The screen was "right." The system it lived in made it impossible to build.

That failure taught me something I now consider fundamental: zoom out before you zoom in. Before I open Figma, I ask:

  • What data flows into and out of this feature?
  • What other features share the same data?
  • What happens at 10× the current usage?
  • Who else is building in this space, and how do our decisions compound?
  • What organizational constraints shape what's actually shippable?

Maps Over Mockups

Since that project, I've started every major initiative with a system map — a visual representation of how data, users, and features relate. These maps are ugly. Whiteboard sketches and FigJam files full of arrows and question marks. But they surface hard questions early, when changing direction is cheap.

For the automation feature I later led at Keela, the system map revealed in week one that our notification system couldn't handle the event volume automations would generate. We caught a twelve-week problem in the first week. That's the value of thinking in systems.
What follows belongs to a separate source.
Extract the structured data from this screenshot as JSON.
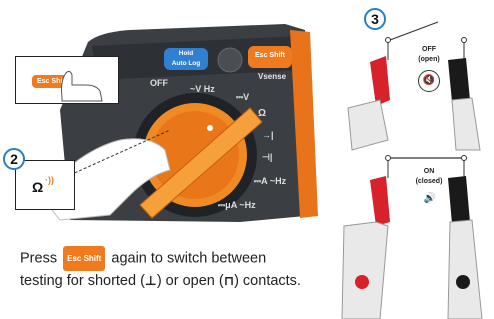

What Changes at the Staff Level

Systems thinking is what separates senior designers from Staff designers. Senior designers solve the problem in front of them exceptionally well. Staff designers see how that problem connects to every other problem the product is trying to solve, then design solutions that improve the whole, not just one surface.

But it extends beyond the product:

  • Organizational systems: How does team structure shape what gets built? Where do handoffs fail?
  • Decision systems: How are priorities set? Where does design have (or lack) influence?
  • Knowledge systems: How does the team learn? How do research insights reach decision-makers?

The designers I've mentored who made the biggest leaps in impact weren't the ones who leveled up their Figma craft. They were the ones who started seeing the systems around the pixels.

How to Practice This

For designers who want to develop systems thinking:

  • Read the data model. You don't need to write SQL, but understanding how your product stores and relates data transforms your design instincts.
  • Sit in engineering standups. Not to manage, but to learn. Engineers discuss trade-offs and dependencies that are a masterclass in systems thinking.
  • Draw the arrows. Before any project, sketch the flow of data and actions through the system. The exercise matters more than the artifact.
  • Ask "who else?" For every design decision, ask who else in the org is affected. Product, engineering, support, sales — design ripples outward.
  • Build something end-to-end. A side project that goes from design to deployment gives you visceral understanding of the constraints your engineering partners navigate. It's why I still code.

The best design work I've done didn't look like design. It looked like asking the right question at the right time, in the right room, to the right people.